In my very young years world events seemed not to touch my fears. Hey, I was immortal then, life as alluring as a rainbow.  I believed in a God who blessed our land’s being and becoming. Evil was a Nazi Swastika or a Rising Sun flag and my toy soldiers did not bleed. Our playgrounds were ever-safe streets and alleys and city lots – stadiums for our budding talents and dreams. Worry belonged to older folks, to parents and uncles in uniform.

Back then I played at life, trusting teachers, priests and our President like guardian angels. Back then.

But now, in wiser years worry and my self walk hand-in-hand; that rainbow is not in sight. Evil permeates the world, is angry, masked and anonymous and insane. Innocents bleed and die in schools, cinemas, places of worship, malls, on mutilated streets, most far, far away but others much too close to home.

I worry not so much for myself but for my children and grandchildren and the inheritors of a world too soon, always, to be left behind. I do not like dark places or dark dreams. After storms I look for rainbows in the midst of scuttling clouds and, if not finding them, in the reach of promising light.

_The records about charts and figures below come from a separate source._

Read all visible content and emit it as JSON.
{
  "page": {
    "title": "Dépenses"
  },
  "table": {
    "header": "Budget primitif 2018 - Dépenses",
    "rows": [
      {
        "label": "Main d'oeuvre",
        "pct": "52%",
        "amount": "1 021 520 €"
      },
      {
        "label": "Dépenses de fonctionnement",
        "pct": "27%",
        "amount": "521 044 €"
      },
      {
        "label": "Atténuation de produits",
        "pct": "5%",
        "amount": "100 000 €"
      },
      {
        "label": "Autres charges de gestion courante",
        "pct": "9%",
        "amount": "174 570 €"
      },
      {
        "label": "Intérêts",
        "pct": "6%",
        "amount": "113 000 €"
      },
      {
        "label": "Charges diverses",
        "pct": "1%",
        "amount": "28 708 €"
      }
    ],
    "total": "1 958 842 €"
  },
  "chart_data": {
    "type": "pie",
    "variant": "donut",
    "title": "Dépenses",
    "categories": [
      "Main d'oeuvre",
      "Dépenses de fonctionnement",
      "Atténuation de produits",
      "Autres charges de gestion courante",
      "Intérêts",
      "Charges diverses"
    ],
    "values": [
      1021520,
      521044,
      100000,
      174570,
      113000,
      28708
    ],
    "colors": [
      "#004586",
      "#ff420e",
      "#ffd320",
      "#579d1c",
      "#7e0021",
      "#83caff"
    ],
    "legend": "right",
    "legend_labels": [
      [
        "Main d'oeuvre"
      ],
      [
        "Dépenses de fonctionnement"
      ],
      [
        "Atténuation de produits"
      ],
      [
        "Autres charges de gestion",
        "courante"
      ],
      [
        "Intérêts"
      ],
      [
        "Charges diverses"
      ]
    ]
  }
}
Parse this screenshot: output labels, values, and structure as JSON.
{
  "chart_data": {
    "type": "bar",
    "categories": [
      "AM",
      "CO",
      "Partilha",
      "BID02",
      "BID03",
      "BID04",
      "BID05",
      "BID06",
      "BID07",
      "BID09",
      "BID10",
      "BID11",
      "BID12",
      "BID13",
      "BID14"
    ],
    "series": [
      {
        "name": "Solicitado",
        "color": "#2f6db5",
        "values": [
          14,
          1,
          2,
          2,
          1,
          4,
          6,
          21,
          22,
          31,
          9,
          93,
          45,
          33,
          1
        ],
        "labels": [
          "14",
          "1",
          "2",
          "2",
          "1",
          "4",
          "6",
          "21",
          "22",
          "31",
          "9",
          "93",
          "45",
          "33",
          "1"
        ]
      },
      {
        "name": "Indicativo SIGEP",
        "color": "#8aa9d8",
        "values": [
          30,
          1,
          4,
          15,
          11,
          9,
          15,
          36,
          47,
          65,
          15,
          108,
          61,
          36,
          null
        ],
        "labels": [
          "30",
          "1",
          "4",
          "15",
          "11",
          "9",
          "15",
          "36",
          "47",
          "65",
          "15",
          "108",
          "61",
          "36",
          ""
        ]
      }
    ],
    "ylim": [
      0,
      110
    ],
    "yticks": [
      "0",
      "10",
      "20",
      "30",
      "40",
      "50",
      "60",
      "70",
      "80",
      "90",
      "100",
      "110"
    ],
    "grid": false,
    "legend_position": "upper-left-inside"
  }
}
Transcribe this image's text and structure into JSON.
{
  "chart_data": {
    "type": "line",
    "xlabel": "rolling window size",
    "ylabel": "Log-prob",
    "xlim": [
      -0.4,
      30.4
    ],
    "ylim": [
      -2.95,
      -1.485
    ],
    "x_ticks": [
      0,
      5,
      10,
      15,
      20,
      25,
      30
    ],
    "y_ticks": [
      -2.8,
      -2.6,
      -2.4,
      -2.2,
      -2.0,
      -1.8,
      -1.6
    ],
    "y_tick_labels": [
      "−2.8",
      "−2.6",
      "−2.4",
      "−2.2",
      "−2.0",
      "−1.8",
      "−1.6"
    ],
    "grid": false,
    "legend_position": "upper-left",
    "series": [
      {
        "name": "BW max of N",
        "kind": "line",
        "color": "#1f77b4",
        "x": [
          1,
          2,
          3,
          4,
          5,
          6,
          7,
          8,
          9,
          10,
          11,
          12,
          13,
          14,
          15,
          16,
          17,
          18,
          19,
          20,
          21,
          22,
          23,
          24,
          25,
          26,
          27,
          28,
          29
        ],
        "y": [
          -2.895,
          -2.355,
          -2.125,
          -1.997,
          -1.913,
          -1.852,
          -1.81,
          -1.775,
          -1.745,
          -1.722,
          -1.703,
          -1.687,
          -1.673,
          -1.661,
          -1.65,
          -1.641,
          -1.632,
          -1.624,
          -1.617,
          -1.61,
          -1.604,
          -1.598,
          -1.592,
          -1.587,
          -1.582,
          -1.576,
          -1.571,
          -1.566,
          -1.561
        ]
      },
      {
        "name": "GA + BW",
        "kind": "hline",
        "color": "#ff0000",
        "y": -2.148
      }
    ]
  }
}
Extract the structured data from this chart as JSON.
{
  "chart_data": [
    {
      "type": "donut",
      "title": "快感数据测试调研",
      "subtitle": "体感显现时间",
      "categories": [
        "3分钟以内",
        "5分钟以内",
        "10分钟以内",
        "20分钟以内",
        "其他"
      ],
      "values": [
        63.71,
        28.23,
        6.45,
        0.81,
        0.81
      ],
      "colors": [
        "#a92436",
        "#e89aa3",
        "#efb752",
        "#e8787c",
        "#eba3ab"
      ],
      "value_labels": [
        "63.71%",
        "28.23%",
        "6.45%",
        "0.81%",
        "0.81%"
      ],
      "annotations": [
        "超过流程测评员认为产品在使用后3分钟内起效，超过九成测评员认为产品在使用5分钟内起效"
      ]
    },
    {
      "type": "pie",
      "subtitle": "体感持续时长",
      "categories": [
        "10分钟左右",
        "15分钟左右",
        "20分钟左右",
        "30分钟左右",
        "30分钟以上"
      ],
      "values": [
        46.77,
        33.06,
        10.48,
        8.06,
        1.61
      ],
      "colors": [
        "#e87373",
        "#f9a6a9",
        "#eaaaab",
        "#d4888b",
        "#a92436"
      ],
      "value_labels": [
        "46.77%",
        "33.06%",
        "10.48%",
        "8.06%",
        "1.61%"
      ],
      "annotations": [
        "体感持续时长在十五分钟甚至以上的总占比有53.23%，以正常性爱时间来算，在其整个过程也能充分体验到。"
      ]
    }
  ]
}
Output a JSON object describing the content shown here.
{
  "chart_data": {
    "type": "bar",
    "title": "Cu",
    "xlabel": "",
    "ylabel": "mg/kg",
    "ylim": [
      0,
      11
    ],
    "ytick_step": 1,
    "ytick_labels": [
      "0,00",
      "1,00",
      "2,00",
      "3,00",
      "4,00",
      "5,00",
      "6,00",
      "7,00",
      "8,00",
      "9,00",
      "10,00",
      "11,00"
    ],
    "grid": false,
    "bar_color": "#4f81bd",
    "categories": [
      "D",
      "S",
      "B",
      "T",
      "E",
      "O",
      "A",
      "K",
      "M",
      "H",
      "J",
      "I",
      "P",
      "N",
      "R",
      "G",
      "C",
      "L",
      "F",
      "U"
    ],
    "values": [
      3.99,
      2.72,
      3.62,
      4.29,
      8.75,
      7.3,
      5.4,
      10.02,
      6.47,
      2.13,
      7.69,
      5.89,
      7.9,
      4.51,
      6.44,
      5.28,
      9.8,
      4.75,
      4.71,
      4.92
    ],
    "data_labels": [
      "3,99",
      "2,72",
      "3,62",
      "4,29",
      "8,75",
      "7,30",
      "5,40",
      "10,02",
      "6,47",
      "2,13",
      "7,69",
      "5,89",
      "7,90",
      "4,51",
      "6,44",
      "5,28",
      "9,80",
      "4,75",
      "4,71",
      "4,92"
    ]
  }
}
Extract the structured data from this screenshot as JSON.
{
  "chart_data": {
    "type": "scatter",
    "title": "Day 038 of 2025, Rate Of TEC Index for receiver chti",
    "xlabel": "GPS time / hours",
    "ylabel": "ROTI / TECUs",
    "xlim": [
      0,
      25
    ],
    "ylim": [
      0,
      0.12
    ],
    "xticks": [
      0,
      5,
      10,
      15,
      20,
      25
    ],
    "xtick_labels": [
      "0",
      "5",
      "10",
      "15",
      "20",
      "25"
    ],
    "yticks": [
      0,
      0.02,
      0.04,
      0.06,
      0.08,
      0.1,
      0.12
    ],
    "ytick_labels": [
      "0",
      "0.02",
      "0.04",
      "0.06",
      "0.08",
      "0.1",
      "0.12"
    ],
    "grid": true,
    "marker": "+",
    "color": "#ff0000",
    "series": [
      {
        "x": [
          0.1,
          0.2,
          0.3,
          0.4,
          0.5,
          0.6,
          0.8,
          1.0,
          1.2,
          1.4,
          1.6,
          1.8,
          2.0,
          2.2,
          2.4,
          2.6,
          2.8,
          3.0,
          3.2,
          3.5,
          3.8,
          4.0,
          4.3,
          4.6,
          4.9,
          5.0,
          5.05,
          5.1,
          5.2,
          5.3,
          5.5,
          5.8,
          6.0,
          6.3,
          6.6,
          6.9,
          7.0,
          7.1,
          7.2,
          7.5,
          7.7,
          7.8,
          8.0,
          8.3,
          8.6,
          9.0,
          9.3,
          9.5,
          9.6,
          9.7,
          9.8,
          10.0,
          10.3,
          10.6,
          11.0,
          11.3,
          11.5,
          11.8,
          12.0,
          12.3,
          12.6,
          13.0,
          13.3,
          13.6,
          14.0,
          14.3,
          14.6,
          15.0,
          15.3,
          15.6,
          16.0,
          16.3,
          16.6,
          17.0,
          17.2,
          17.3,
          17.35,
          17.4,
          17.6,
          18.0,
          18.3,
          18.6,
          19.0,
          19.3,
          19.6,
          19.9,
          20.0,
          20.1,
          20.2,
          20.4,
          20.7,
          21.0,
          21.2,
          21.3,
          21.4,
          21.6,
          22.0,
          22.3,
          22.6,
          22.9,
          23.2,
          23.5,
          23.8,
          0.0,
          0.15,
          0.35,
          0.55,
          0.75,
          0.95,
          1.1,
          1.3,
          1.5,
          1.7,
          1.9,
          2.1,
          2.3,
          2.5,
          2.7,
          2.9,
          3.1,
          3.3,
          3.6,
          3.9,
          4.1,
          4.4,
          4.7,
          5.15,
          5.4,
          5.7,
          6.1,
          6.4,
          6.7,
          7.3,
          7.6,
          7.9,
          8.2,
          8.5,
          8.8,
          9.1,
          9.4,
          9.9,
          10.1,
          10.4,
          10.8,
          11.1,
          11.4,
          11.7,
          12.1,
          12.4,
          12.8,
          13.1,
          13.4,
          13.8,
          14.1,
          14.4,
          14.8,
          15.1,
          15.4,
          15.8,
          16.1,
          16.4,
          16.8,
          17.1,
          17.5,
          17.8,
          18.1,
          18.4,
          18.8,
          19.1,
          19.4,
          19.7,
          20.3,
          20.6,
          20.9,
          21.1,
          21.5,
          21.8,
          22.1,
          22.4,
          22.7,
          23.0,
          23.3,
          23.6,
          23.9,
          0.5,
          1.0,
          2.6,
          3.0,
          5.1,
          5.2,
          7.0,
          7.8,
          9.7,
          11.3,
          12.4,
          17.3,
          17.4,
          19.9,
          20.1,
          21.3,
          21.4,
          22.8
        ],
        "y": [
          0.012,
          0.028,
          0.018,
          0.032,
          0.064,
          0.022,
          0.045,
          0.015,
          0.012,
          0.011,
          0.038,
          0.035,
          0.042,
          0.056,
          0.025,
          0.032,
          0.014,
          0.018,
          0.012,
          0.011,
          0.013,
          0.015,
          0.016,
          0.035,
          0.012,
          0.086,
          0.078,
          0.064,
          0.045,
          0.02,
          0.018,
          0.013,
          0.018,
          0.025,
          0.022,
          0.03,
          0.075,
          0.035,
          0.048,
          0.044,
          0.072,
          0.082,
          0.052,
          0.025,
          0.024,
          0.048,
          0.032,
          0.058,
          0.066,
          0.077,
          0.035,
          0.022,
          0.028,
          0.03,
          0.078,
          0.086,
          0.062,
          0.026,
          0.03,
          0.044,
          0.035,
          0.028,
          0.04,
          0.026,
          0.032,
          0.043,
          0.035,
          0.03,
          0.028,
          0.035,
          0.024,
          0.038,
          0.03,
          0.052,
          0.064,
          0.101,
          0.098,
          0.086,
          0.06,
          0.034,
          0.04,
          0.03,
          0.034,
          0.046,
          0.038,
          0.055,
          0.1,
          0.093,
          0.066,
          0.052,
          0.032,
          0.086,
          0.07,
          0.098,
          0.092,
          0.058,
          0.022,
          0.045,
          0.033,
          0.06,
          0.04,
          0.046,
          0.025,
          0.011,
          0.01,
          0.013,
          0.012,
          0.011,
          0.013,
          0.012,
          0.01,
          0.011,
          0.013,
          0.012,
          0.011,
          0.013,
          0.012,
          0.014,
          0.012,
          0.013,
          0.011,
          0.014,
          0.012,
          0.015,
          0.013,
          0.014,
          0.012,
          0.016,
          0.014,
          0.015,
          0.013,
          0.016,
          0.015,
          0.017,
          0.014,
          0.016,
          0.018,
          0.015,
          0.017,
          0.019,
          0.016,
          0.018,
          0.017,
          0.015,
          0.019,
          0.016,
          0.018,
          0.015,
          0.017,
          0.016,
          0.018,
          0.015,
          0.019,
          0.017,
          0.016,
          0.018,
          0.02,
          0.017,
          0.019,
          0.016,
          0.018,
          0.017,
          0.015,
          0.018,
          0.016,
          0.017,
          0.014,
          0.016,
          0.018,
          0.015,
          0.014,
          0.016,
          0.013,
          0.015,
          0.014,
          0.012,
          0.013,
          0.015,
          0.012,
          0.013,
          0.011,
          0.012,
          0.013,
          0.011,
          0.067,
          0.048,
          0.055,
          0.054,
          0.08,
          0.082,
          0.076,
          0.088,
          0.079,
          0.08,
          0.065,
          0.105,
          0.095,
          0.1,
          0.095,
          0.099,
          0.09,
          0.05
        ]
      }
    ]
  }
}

The political and cultural and even moral storms pounding our country leave no room for rainbows at the moment. Even for those who believe that the light is there, somewhere, that our nation is still young and growing into its Founding Fathers’ vision, today’s chaos is unsettling, if not unnerving. The cherished values of our nation are at risk; they seem lost or at least ignored in the actions of those in its highest places. Their self-serving attitudes feel more like “Me First” than “America First.” The latter fits fine when it comes to leadership among nations but it shatters the American dream when bullying the world with myopic hubris.

There is much to fear these dark days. Franklin Delano Roosevelt said, “We have nothing to fear but fear itself.” Today he probably would have added, “…and those who use fear for political and personal gain.” There has to be a better way than flexing muscles and strutting and, let me say it, huckstering a “greatness” that should be humble and intelligent rather than bloated and bellicose.

Our Constitution remains the light behind the storms we are facing, telling every American that we can do and be better pursuing the vision that continues to shape our country and, humbly, the world. The rainbow is there because of that light and it is there that I, for one, rest my fear.